O 5x4x1 (que utiliza desde a derrota com o Sp. Braga) desenhou quase sempre um “funil” perfeito no relvado: uma linha de cinco bem larga, uma de quatro um pouco mais estreita e um único jogador na frente, com Anderson como ponta do “funil”.
A ideia de Moreno, cuja equipa é das que menos remates permitem na I Liga, foi retirar todas as possibilidades para o Benfica explorar o jogo interior, já que a sobrepovoação dessa zona permitia “abafar” logo os criativos “encarnados” que tentavam jogar entre linhas. E o Benfica fez, assim, uma das piores – ou mesmo a pior – primeira parte da temporada.
Tendo menos um jogador na frente e um a mais na defesa, o Vitória nunca teve pudor em “oferecer” ao Benfica a primeira fase de construção, sem pressão especialmente agressiva – e muito menos alta –, o que obrigava o Benfica a uma dinâmica maior para contrariar a grande inferioridade numérica que tinha no ataque.
A solução seria Ramos “arrastar” um dos centrais e deixar espaço livre para Rafa ou Neres. Isto não poderia ser em apoios frontais, porque com tantos jogadores na zona central os centrais minhotos não iriam atrás e deixariam isso para os médios, pelo que só mesmo com movimentos em profundidade e largura é que o Benfica poderia abrir o tal “funil”.
Problema: os movimentos foram sempre muito padronizados, com insistência inútil no jogo entre linhas, pelo que os movimentos com profundidade ou largura só aconteceram aos 22’ e aos 41’, em duas bolas longas mal definidas por João Mário e Rafa. De resto, o Benfica foi um quase um zero, com apenas um remate na primeira parte.
Sendo certo que o Vitória não foi muito perigoso, a verdade é que rematou mais – quase sempre aproveitando o balanceamento ofensivo do Benfica, equipa que sofre sempre em momentos de transição defensiva.
Tudo isto resultou numa primeira parte quase sem balizas e com muitas faltas – algo que já é habitual na muito faltosa equipa vitoriana, a terceira mais agressiva da I Liga.
Benfica “tremeu” com penálti
Na segunda parte pouco mudou. O jogo continuou com muita luta e pouca baliza, com as dificuldades do Benfica com bola a manterem-se inalteradas. Ainda assim, só aos 70’ houve alterações de Schmidt, com Aursnes, Draxler e Musa a serem lançados em trocas directas: saíram Florentino, Neres e Ramos.
Pouco depois houve um penálti assinalado a favor do Vitória, mas o VAR ajudou Rui Costa a mudar a decisão para simulação de Safira, que tinha sido lançado em profundidade.
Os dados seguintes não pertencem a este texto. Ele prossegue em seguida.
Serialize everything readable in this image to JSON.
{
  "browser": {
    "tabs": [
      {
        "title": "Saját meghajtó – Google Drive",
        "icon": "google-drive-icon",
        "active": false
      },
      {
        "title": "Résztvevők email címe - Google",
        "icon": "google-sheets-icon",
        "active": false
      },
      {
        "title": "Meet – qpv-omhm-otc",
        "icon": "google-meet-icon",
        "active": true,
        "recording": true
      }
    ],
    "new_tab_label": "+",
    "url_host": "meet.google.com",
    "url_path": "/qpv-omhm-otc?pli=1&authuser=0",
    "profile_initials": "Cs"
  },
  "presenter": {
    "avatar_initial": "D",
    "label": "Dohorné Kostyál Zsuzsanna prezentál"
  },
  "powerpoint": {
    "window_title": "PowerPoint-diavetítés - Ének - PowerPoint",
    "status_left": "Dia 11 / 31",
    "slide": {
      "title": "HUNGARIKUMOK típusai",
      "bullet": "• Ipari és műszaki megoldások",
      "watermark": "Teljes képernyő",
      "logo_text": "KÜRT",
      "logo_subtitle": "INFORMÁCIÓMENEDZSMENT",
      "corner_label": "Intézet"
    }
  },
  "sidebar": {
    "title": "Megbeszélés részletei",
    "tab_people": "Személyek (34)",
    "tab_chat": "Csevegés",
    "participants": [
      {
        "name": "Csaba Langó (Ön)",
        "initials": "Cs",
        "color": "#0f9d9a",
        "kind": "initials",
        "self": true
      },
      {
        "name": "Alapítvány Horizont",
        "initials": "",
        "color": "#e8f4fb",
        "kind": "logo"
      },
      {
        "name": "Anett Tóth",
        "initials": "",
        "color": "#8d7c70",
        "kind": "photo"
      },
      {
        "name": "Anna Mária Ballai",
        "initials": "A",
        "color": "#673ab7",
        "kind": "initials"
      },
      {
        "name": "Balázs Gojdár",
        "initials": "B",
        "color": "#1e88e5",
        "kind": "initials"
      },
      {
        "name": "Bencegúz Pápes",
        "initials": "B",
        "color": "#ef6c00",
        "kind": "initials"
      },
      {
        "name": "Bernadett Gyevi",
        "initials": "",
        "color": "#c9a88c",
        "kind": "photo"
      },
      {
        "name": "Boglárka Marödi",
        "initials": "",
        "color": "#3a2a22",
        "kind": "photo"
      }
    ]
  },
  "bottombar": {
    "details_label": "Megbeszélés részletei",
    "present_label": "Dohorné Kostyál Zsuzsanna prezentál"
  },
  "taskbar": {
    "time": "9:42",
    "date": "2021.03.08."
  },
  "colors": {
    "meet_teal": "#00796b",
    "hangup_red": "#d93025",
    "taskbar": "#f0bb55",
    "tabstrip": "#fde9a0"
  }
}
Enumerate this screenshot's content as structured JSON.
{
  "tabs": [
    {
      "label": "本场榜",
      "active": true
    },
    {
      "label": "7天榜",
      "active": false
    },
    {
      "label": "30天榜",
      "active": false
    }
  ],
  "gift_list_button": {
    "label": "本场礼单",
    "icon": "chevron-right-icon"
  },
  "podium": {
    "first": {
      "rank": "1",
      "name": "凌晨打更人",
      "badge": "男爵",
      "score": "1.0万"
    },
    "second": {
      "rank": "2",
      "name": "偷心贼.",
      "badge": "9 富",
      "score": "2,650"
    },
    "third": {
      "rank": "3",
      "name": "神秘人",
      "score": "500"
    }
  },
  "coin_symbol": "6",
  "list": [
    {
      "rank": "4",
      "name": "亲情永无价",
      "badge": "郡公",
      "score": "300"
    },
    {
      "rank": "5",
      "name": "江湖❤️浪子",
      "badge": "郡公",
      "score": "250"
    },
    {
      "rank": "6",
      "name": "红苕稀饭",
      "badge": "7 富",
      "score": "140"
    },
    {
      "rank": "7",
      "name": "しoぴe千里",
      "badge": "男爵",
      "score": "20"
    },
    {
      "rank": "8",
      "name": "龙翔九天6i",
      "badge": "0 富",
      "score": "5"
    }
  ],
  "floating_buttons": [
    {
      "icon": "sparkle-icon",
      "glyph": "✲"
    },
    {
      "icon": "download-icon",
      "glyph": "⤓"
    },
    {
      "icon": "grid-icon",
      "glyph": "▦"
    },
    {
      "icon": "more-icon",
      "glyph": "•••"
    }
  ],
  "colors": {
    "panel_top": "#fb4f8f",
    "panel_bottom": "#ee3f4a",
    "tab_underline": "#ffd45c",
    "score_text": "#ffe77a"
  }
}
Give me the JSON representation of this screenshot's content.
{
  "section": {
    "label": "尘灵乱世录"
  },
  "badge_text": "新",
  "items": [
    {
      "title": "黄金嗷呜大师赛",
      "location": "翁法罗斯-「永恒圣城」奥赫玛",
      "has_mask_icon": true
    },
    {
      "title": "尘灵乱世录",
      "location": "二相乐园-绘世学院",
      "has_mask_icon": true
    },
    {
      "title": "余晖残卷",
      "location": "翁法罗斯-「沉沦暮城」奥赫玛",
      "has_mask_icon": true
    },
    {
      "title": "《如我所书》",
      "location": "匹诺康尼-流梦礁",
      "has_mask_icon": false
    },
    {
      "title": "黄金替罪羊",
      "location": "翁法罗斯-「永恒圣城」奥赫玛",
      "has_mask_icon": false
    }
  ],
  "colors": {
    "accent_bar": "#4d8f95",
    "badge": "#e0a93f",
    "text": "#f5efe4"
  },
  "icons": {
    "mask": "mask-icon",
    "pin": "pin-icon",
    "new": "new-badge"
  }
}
E respirou de alívio o Benfica, que poderia ganhar nesse momento do jogo uma montanha ainda maior para escalar.
Se a primeira parte já tinha sido pobre, a segunda não foi diferente. O espaço entre linhas até chegou a ser maior em alguns momentos do jogo, mas o desgaste que levava o Vitória a cobrir menos bem o espaço também existia no Benfica, cujo aproveitamento desses momentos era sempre pouco feliz – Rafa, pouco inspirado tecnicamente, pareceu também menos sagaz a escolher as zonas para pedir entre linhas do que é habitual (o único lance “à Rafa” aconteceu aos 85’, com má definição do português depois da condução veloz).
Com o passar dos minutos, dada a presença de um avançado como Musa na frente e de um extremo como Diogo Gonçalves na ala, o Benfica começou a ceder à tentação de explorar mais jogo directo e cruzamentos – o que, não sendo impressionante na qualidade do futebol, até nem parecia ser uma má ideia, tais eram as dificuldades para criar por outras vias.
Prova disso é que até o “gigante” John Brooks chegou a entrar para o lugar de Rafa, jogando como ponta-de-lança, pelo que o “chuveirinho” foi assumido sem vergonha a partir dos 90+1’. Sem sucesso.